Appointments, honors and activities

June 5, 2015  


Faculty and staff honors:

- Colleen Brown, Kaletra Dispennett, Jennifer Fecher and Brooke Linn won the Best in Region V award from NACADA: The Global Community for Academic Advising for their presentation "Tools for Integrating Academic and Career Advising." Brown, Dispennett, Fecher and Linn are part of the Purdue Career Advising Council, whose mission is to create a consistent approach to career advising for all students and to help academic advisers gain knowledge in career advising. Their presentation during the regional conference session in Indianapolis this spring focused on sharing information on the formation of the Purdue Career Advising Council and how career advising practices can be better integrated into academic advising.

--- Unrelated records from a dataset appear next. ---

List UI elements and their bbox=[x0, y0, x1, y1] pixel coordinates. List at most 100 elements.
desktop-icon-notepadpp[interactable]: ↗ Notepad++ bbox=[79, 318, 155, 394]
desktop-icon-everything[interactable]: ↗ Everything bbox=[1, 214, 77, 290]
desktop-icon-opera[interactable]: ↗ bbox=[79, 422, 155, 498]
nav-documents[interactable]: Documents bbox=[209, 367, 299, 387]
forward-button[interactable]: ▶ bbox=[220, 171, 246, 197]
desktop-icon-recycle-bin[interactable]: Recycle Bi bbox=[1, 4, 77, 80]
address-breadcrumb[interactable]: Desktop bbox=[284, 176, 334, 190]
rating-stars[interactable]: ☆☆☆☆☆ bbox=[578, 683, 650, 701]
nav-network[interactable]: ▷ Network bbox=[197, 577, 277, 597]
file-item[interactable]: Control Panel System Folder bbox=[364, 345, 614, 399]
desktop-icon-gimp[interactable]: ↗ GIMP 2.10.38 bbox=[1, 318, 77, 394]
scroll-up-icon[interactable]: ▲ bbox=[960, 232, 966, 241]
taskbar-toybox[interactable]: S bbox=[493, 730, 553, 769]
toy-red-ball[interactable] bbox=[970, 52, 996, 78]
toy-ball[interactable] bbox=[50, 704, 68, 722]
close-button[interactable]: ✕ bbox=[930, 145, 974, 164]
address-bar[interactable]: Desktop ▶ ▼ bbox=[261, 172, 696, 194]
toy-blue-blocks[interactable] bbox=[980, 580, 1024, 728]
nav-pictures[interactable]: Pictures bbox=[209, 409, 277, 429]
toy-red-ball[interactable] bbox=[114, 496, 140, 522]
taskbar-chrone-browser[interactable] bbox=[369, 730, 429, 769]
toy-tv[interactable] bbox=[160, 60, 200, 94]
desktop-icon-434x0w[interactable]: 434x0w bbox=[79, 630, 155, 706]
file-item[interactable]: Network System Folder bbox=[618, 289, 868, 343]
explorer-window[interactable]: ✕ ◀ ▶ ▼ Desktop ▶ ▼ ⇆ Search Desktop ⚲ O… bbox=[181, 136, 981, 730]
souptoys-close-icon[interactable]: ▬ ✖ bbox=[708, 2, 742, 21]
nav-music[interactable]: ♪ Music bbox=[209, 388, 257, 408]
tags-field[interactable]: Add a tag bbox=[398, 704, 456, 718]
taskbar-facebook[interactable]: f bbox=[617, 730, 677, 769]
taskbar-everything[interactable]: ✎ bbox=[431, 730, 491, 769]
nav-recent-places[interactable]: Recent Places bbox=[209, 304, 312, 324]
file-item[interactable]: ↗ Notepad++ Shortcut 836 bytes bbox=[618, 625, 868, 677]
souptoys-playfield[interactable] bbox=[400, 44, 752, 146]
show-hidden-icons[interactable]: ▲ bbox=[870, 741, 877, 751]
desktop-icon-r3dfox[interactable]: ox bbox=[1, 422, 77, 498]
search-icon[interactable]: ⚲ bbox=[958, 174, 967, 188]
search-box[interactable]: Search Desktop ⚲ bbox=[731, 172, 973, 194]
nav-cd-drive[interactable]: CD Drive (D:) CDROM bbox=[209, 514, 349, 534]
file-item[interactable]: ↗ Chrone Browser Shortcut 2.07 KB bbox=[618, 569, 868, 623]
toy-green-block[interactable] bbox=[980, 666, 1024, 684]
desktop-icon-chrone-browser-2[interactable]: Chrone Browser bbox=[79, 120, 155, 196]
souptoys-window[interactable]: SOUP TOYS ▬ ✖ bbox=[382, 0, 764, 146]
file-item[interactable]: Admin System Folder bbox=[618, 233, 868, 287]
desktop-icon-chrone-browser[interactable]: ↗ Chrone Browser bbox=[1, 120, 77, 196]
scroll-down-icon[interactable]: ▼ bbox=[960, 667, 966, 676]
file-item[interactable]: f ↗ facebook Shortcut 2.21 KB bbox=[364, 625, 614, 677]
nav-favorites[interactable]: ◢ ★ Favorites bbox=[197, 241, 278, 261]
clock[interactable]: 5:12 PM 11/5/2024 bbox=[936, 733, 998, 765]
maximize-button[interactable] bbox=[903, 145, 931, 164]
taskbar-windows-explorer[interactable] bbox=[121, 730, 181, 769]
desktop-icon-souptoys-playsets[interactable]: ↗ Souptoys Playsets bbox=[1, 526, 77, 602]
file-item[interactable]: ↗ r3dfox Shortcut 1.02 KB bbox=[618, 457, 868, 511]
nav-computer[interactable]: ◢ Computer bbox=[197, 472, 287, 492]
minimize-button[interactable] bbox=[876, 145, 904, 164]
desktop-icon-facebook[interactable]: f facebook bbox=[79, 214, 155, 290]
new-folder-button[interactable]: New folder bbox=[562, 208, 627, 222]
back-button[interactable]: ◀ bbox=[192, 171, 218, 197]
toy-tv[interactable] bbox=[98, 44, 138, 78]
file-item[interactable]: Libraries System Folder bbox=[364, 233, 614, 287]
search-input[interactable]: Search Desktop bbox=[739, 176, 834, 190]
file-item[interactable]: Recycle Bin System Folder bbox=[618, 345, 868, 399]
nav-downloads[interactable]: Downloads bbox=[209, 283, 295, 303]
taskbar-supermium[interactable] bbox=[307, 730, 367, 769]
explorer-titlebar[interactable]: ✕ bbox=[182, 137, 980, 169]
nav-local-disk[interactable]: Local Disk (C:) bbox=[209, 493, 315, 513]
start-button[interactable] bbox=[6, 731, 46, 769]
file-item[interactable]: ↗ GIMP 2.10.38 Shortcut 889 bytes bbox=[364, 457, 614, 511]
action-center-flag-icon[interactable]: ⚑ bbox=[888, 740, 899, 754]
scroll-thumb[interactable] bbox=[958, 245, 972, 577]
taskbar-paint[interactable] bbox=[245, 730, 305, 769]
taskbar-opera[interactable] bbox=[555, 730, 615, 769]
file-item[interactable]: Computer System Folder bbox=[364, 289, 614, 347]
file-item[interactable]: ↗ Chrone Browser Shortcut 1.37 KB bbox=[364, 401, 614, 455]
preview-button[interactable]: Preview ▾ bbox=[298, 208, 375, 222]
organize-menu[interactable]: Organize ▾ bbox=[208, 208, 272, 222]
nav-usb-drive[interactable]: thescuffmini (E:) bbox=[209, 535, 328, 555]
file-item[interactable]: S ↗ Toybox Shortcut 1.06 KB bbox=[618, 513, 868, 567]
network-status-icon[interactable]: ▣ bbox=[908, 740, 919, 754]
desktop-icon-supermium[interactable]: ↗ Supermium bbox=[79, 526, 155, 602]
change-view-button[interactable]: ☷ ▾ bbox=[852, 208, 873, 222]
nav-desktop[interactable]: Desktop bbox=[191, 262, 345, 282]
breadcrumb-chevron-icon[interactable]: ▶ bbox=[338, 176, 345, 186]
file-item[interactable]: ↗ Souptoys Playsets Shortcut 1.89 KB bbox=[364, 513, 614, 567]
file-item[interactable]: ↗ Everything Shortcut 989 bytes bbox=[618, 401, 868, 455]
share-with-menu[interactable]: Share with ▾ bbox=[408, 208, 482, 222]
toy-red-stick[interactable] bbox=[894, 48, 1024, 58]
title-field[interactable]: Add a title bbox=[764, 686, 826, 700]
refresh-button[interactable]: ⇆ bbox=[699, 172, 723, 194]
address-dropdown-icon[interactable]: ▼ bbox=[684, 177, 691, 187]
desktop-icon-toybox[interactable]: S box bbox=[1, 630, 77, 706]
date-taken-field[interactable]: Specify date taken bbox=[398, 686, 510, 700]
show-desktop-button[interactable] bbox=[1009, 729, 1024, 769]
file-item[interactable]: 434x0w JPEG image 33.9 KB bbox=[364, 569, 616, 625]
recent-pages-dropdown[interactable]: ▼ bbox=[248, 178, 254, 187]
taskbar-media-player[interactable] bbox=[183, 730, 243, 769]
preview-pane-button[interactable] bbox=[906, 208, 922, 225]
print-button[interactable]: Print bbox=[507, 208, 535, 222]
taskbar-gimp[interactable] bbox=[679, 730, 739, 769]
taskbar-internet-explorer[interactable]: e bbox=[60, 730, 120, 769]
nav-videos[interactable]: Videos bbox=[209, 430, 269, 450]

- Colleen Brown, a senior academic adviser in the Department of Exploratory Studies, has been selected to receive an Outstanding New Advisor Award in academic advising from NACADA: The Global Community for Academic Advising. NACADA says the award is presented to individuals who have demonstrated qualities associated with outstanding academic advising of students and who have served as an adviser for a period of three years.

- Rosemary Ricci, senior academic adviser in the College of Health and Human Sciences, has been selected to receive an Outstanding Advising Certificate of Merit in academic advising from NACADA: The Global Community for Academic Advising. NACADA says the award is presented to individuals who have demonstrated qualities associated with outstanding academic advising of students for a period longer than three years. 

- Susan Aufderheide, director of the Department of Exploratory Studies, has been appointed to the Annual Conference Advisory Board of NACADA: The Global Community for Academic Advising. NACADA says the board oversees the curriculum and activities of the annual conference, including the keynote session, concurrent presentations, pre-conference workshops, poster sessions and other program formats to assure a successful event.

Student honors:

-  A student team from Purdue University has won second place in the on-site mining category of the sixth annual NASA Robotic Mining Competition at Kennedy Space Center in Florida. The 30-member Purdue Lunabotics team is advised by mechanical engineering professor Eric Nauman. The student organization aims to develop innovative robots for space exploration. The purpose of the Robotic Mining Competition is to challenge university-level student teams to design and build a mining robot that can traverse a simulated Martian terrain, excavate and deposit as much regolith - or loose soil found on Mars - as possible within a 10-minute time window. Concepts developed by the university teams could end up being used by NASA. "Advances in Martian mining have the potential to significantly contribute to our nation's space vision and NASA space exploration operations," according to the space administration.